Tuesday, April 19, 2011

Learning Genetic Algorithms, Robust Gene Expression Programming

My thesis is on a new form of Gene Expression Programming that I've named Robust Gene Expression Programming (RGEP). It is designed to be simpler and more robust than its closest relatives, without losing generality or performance. In this post I'm just going to describe each part of RGEP without a complete explanation.

RGEP consists of the following stages: a single initialization step, followed by n generations consisting of gene expression, evaluation, selection, point mutation, rotation, one point crossover, and two point crossover.

The population consists of bit vectors of some fixed length. Initializing them is easy- they are completely random. All individuals are valid, so there is no need to do any checking while creating individuals.

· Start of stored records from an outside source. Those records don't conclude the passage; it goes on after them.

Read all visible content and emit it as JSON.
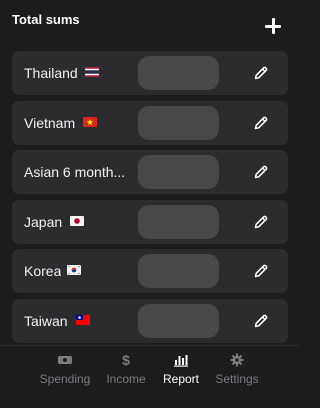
{
  "header": {
    "title": "Total sums"
  },
  "rows": [
    {
      "label": "Thailand",
      "flag": "thailand-flag-icon"
    },
    {
      "label": "Vietnam",
      "flag": "vietnam-flag-icon"
    },
    {
      "label": "Asian 6 month...",
      "flag": ""
    },
    {
      "label": "Japan",
      "flag": "japan-flag-icon"
    },
    {
      "label": "Korea",
      "flag": "korea-flag-icon"
    },
    {
      "label": "Taiwan",
      "flag": "taiwan-flag-icon"
    }
  ],
  "tabs": [
    {
      "label": "Spending",
      "icon": "banknote-icon",
      "active": false
    },
    {
      "label": "Income",
      "icon": "dollar-icon",
      "active": false
    },
    {
      "label": "Report",
      "icon": "bar-chart-icon",
      "active": true
    },
    {
      "label": "Settings",
      "icon": "gear-icon",
      "active": false
    }
  ],
  "colors": {
    "background": "#1c1c1e",
    "row": "#2c2c2e",
    "placeholder": "#48484a",
    "inactive_tab": "#7c7c80"
  }
}
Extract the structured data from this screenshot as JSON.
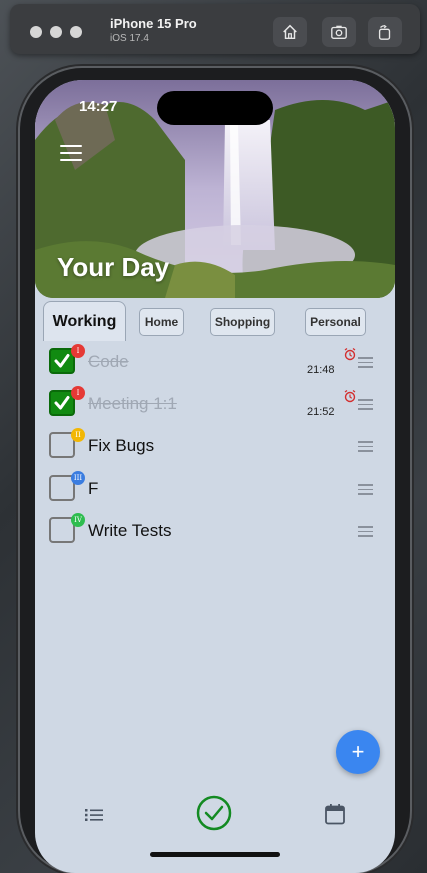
{
  "simulator": {
    "device_name": "iPhone 15 Pro",
    "os_version": "iOS 17.4",
    "buttons": [
      "home-icon",
      "screenshot-icon",
      "rotate-icon"
    ]
  },
  "status_bar": {
    "time": "14:27"
  },
  "header": {
    "title": "Your Day",
    "menu_icon": "hamburger-menu-icon"
  },
  "tabs": [
    {
      "label": "Working",
      "active": true
    },
    {
      "label": "Home",
      "active": false
    },
    {
      "label": "Shopping",
      "active": false
    },
    {
      "label": "Personal",
      "active": false
    }
  ],
  "tasks": [
    {
      "title": "Code",
      "done": true,
      "priority": "I",
      "priority_color": "#e53935",
      "alarm_time": "21:48"
    },
    {
      "title": "Meeting 1:1",
      "done": true,
      "priority": "I",
      "priority_color": "#e53935",
      "alarm_time": "21:52"
    },
    {
      "title": "Fix Bugs",
      "done": false,
      "priority": "II",
      "priority_color": "#f2b705",
      "alarm_time": ""
    },
    {
      "title": "F",
      "done": false,
      "priority": "III",
      "priority_color": "#3b7de0",
      "alarm_time": ""
    },
    {
      "title": "Write Tests",
      "done": false,
      "priority": "IV",
      "priority_color": "#2ebd4f",
      "alarm_time": ""
    }
  ],
  "fab": {
    "label": "+"
  },
  "bottom_nav": [
    {
      "icon": "list-icon",
      "active": false
    },
    {
      "icon": "check-circle-icon",
      "active": true
    },
    {
      "icon": "calendar-icon",
      "active": false
    }
  ],
  "colors": {
    "accent": "#3a86f0",
    "done_green": "#118a11",
    "background": "#cfd8e4"
  }
}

Gene expression consists of splitting the bit vectors (which are symbol lists where the symbols can only be 1 or 0) into fixed size groups called codons. Each codon is expressed into a symbol, forming the raw symbol lists. This can then be edited/expressed into a tree using the postfix notation from the last post. The resulting tree can then have its fitness determined.

Selection is a simple tournament selection with 2 individuals per tournament and elitism.

Point mutation is just like in a GA.

Rotation rotates an individual just like a wrap around shift in a register. The rotation point must be a multiple of the codon size so that the rotation occur on codons, not bits. This prevents rotation from being terribly disruptive.

One point crossover is just like in a GA, and two point crossover is just like one point crossover except we chose two random points and exchange with respect to both.

So- that was a very short description missing details on the decoding process. I may go into much more detail on this in later posts, as well as other topics in GAs and Evolutionary Algorithms.